According to figures from the 1999-2002 National Health and Nutrition Examination Survey, compiled by the Centers for Disease Control and Prevention, about 16 percent of American children between the ages of 6 and 19 are overweight. That's three times the percentage found in 1980, and proportional increases show no signs of abating, the CDC says. To combat what some have labeled "an epidemic," the National Institutes of Health has allotted $240,000 over two years to UA researcher Cheryl Ritenbaugh and a team of experts in the Choices program. Ritenbaugh and her colleagues hope to test the effectiveness of group visits to the doctor for overweight children and their parents. These group visits will include weigh-ins, question-answering and sessions teaching good eating habits and easy ways to exercise. Researchers need 40 children in the third or fourth grades and their parents to sign up by Feb. 15. If you're interested, contact Mary Larez at (520) 307-3694.

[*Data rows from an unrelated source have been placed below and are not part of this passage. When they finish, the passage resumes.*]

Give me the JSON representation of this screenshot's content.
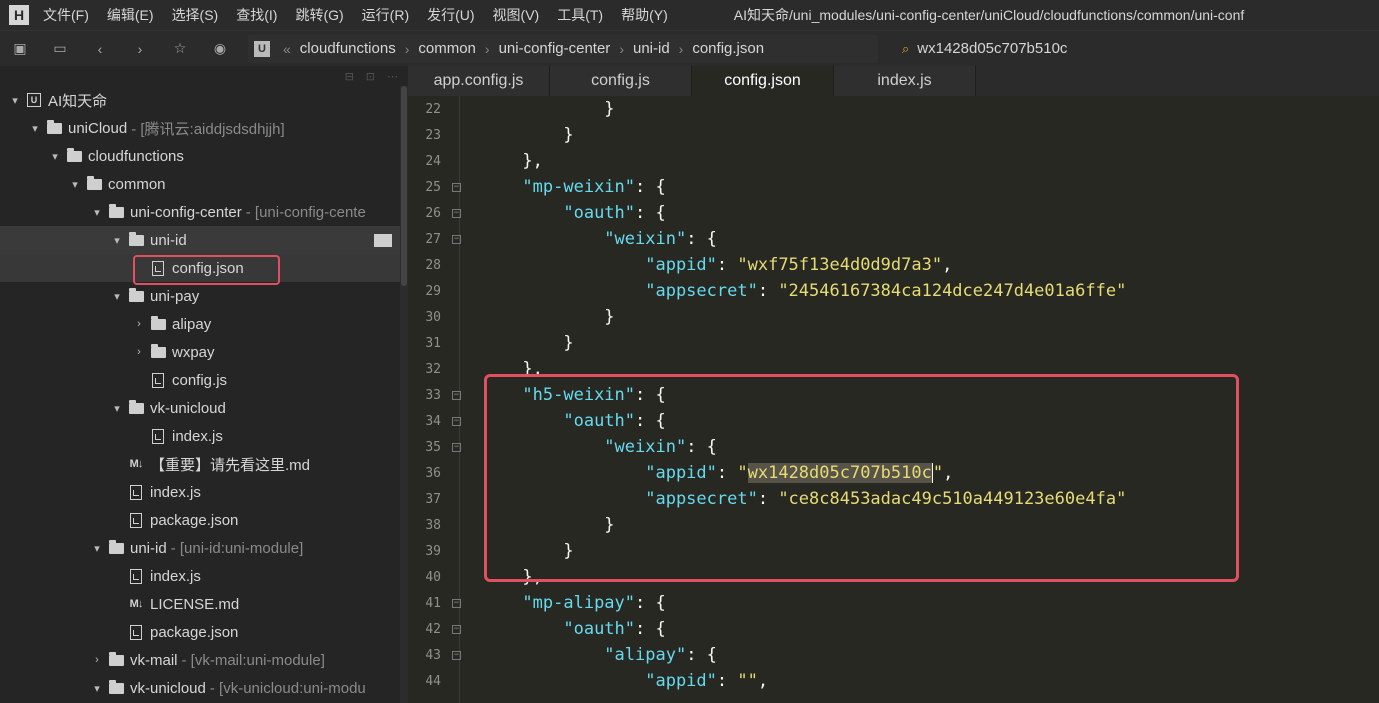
{
  "menubar": {
    "logo": "H",
    "items": [
      "文件(F)",
      "编辑(E)",
      "选择(S)",
      "查找(I)",
      "跳转(G)",
      "运行(R)",
      "发行(U)",
      "视图(V)",
      "工具(T)",
      "帮助(Y)"
    ],
    "title": "AI知天命/uni_modules/uni-config-center/uniCloud/cloudfunctions/common/uni-conf"
  },
  "toolbar": {
    "breadcrumb": [
      "cloudfunctions",
      "common",
      "uni-config-center",
      "uni-id",
      "config.json"
    ],
    "search_value": "wx1428d05c707b510c"
  },
  "sidebar": {
    "tree": [
      {
        "label": "AI知天命",
        "muted": "",
        "arrow": "▾",
        "icon": "project"
      },
      {
        "label": "uniCloud",
        "muted": "- [腾讯云:aiddjsdsdhjjh]",
        "arrow": "▾",
        "icon": "folder"
      },
      {
        "label": "cloudfunctions",
        "muted": "",
        "arrow": "▾",
        "icon": "folder"
      },
      {
        "label": "common",
        "muted": "",
        "arrow": "▾",
        "icon": "folder"
      },
      {
        "label": "uni-config-center",
        "muted": "- [uni-config-cente",
        "arrow": "▾",
        "icon": "folder"
      },
      {
        "label": "uni-id",
        "muted": "",
        "arrow": "▾",
        "icon": "folder"
      },
      {
        "label": "config.json",
        "muted": "",
        "arrow": "",
        "icon": "file"
      },
      {
        "label": "uni-pay",
        "muted": "",
        "arrow": "▾",
        "icon": "folder"
      },
      {
        "label": "alipay",
        "muted": "",
        "arrow": "›",
        "icon": "folder"
      },
      {
        "label": "wxpay",
        "muted": "",
        "arrow": "›",
        "icon": "folder"
      },
      {
        "label": "config.js",
        "muted": "",
        "arrow": "",
        "icon": "file"
      },
      {
        "label": "vk-unicloud",
        "muted": "",
        "arrow": "▾",
        "icon": "folder"
      },
      {
        "label": "index.js",
        "muted": "",
        "arrow": "",
        "icon": "file"
      },
      {
        "label": "【重要】请先看这里.md",
        "muted": "",
        "arrow": "",
        "icon": "md"
      },
      {
        "label": "index.js",
        "muted": "",
        "arrow": "",
        "icon": "file"
      },
      {
        "label": "package.json",
        "muted": "",
        "arrow": "",
        "icon": "file"
      },
      {
        "label": "uni-id",
        "muted": "- [uni-id:uni-module]",
        "arrow": "▾",
        "icon": "folder"
      },
      {
        "label": "index.js",
        "muted": "",
        "arrow": "",
        "icon": "file"
      },
      {
        "label": "LICENSE.md",
        "muted": "",
        "arrow": "",
        "icon": "md"
      },
      {
        "label": "package.json",
        "muted": "",
        "arrow": "",
        "icon": "file"
      },
      {
        "label": "vk-mail",
        "muted": "- [vk-mail:uni-module]",
        "arrow": "›",
        "icon": "folder"
      },
      {
        "label": "vk-unicloud",
        "muted": "- [vk-unicloud:uni-modu",
        "arrow": "▾",
        "icon": "folder"
      }
    ]
  },
  "editor": {
    "tabs": [
      "app.config.js",
      "config.js",
      "config.json",
      "index.js"
    ],
    "active_tab": 2,
    "lines": [
      {
        "n": "22",
        "fold": false,
        "indent": 12,
        "parts": [
          [
            "p",
            "}"
          ]
        ]
      },
      {
        "n": "23",
        "fold": false,
        "indent": 8,
        "parts": [
          [
            "p",
            "}"
          ]
        ]
      },
      {
        "n": "24",
        "fold": false,
        "indent": 4,
        "parts": [
          [
            "p",
            "},"
          ]
        ]
      },
      {
        "n": "25",
        "fold": true,
        "indent": 4,
        "parts": [
          [
            "k",
            "\"mp-weixin\""
          ],
          [
            "p",
            ": {"
          ]
        ]
      },
      {
        "n": "26",
        "fold": true,
        "indent": 8,
        "parts": [
          [
            "k",
            "\"oauth\""
          ],
          [
            "p",
            ": {"
          ]
        ]
      },
      {
        "n": "27",
        "fold": true,
        "indent": 12,
        "parts": [
          [
            "k",
            "\"weixin\""
          ],
          [
            "p",
            ": {"
          ]
        ]
      },
      {
        "n": "28",
        "fold": false,
        "indent": 16,
        "parts": [
          [
            "k",
            "\"appid\""
          ],
          [
            "p",
            ": "
          ],
          [
            "s",
            "\"wxf75f13e4d0d9d7a3\""
          ],
          [
            "p",
            ","
          ]
        ]
      },
      {
        "n": "29",
        "fold": false,
        "indent": 16,
        "parts": [
          [
            "k",
            "\"appsecret\""
          ],
          [
            "p",
            ": "
          ],
          [
            "s",
            "\"24546167384ca124dce247d4e01a6ffe\""
          ]
        ]
      },
      {
        "n": "30",
        "fold": false,
        "indent": 12,
        "parts": [
          [
            "p",
            "}"
          ]
        ]
      },
      {
        "n": "31",
        "fold": false,
        "indent": 8,
        "parts": [
          [
            "p",
            "}"
          ]
        ]
      },
      {
        "n": "32",
        "fold": false,
        "indent": 4,
        "parts": [
          [
            "p",
            "},"
          ]
        ]
      },
      {
        "n": "33",
        "fold": true,
        "indent": 4,
        "parts": [
          [
            "k",
            "\"h5-weixin\""
          ],
          [
            "p",
            ": {"
          ]
        ]
      },
      {
        "n": "34",
        "fold": true,
        "indent": 8,
        "parts": [
          [
            "k",
            "\"oauth\""
          ],
          [
            "p",
            ": {"
          ]
        ]
      },
      {
        "n": "35",
        "fold": true,
        "indent": 12,
        "parts": [
          [
            "k",
            "\"weixin\""
          ],
          [
            "p",
            ": {"
          ]
        ]
      },
      {
        "n": "36",
        "fold": false,
        "indent": 16,
        "parts": [
          [
            "k",
            "\"appid\""
          ],
          [
            "p",
            ": "
          ],
          [
            "s",
            "\""
          ],
          [
            "sel",
            "wx1428d05c707b510c"
          ],
          [
            "cursor",
            ""
          ],
          [
            "s",
            "\""
          ],
          [
            "p",
            ","
          ]
        ]
      },
      {
        "n": "37",
        "fold": false,
        "indent": 16,
        "parts": [
          [
            "k",
            "\"appsecret\""
          ],
          [
            "p",
            ": "
          ],
          [
            "s",
            "\"ce8c8453adac49c510a449123e60e4fa\""
          ]
        ]
      },
      {
        "n": "38",
        "fold": false,
        "indent": 12,
        "parts": [
          [
            "p",
            "}"
          ]
        ]
      },
      {
        "n": "39",
        "fold": false,
        "indent": 8,
        "parts": [
          [
            "p",
            "}"
          ]
        ]
      },
      {
        "n": "40",
        "fold": false,
        "indent": 4,
        "parts": [
          [
            "p",
            "},"
          ]
        ]
      },
      {
        "n": "41",
        "fold": true,
        "indent": 4,
        "parts": [
          [
            "k",
            "\"mp-alipay\""
          ],
          [
            "p",
            ": {"
          ]
        ]
      },
      {
        "n": "42",
        "fold": true,
        "indent": 8,
        "parts": [
          [
            "k",
            "\"oauth\""
          ],
          [
            "p",
            ": {"
          ]
        ]
      },
      {
        "n": "43",
        "fold": true,
        "indent": 12,
        "parts": [
          [
            "k",
            "\"alipay\""
          ],
          [
            "p",
            ": {"
          ]
        ]
      },
      {
        "n": "44",
        "fold": false,
        "indent": 16,
        "parts": [
          [
            "k",
            "\"appid\""
          ],
          [
            "p",
            ": "
          ],
          [
            "s",
            "\"\""
          ],
          [
            "p",
            ","
          ]
        ]
      }
    ]
  }
}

Tell me a little about the Choices program.

The project is being developed because, on the whole, physicians don't tend to have many strategies in their pockets to deal with pediatric obesity. And more and more parents now--with all the attention to it in the news and all the obesity--are asking physicians what to do. And the structure of fee-for-service medical care means that normally, it's just one physician seeing a kid once a month, or something like that. But what we're trying to do is called a group office visit, which means you bring a number of people together, and a physician sees them each time and weighs them. You can bill for a minimal office visit. But by having 10 together, it becomes cost-effective to see them every week. So you couldn't really have enough physician time to see children that often, but by putting them all together, it works. And it's better for the kids, we think, and the parents to be coming in groups, anyhow.

This could become a tool for physicians?

We're testing this model of doing it with the physicians involved ... to see if you can build something that could happen in the clinic and can kind of be packaged, so there'd be maybe a 12-session class, and we could have materials all ready to go, so a physician's office could actually do it. ... It's not the way to solve the problem, but you sort of figure that every channel through which the information can come is probably beneficial.

Statistics indicate that Latino children are more likely to be overweight than their white peers. How will your program target the particular needs of Latino children?

The nature of our clinic is that it's a very ethnically diverse clinic, and so this program is being run in a mixture of English and Spanish. We're not really set up for kids who only speak Spanish (monolingual Spanish-speaking parents are OK), but everything else in terms of English and Spanish, we can pretty much handle--as long as kids speak English, we're pretty much OK. Actually, most of our overweight kids are Hispanic, even though only about 40 percent of our clinic population are Hispanic.

What do you have to do to target that population?

Think of two components: So there's the kids' component, and I don't really think that component is much different, because our basic interventions are: chew smaller portions to start with and stop when you're not hungry; don't drink sugared beverages, drink water; and have more fruits and vegetables. That's kind of the dietary thing. And the exercise thing is: Watch less television; play more. Do fun physical-activity things. ... So, I think for kids--white, yellow, red, black, whatever color--those messages are going to be pretty much the same.

What about the parents and families?

I think the difference comes in the family component, which Mary is going to lead. We're dealing across a pretty broad socioeconomic spread in our clinic, so this isn't an upper-middle-class, white, organic-food-driven, highly educated group. It's probably going to be more working-class people, who may have less access to Prevention magazine and all these other sorts of things that they can have. I think there's going to be more education; it's going to be in a mixture of English and Spanish, and it's going to include issues about a lot of the foods that are more typically Hispanic--but here in Tucson, everybody eats tortillas and all that kind of stuff. So, I think maybe that's a difference compared to some of the stuff that's on the market and widely available, which is sort of more targeted at the high end.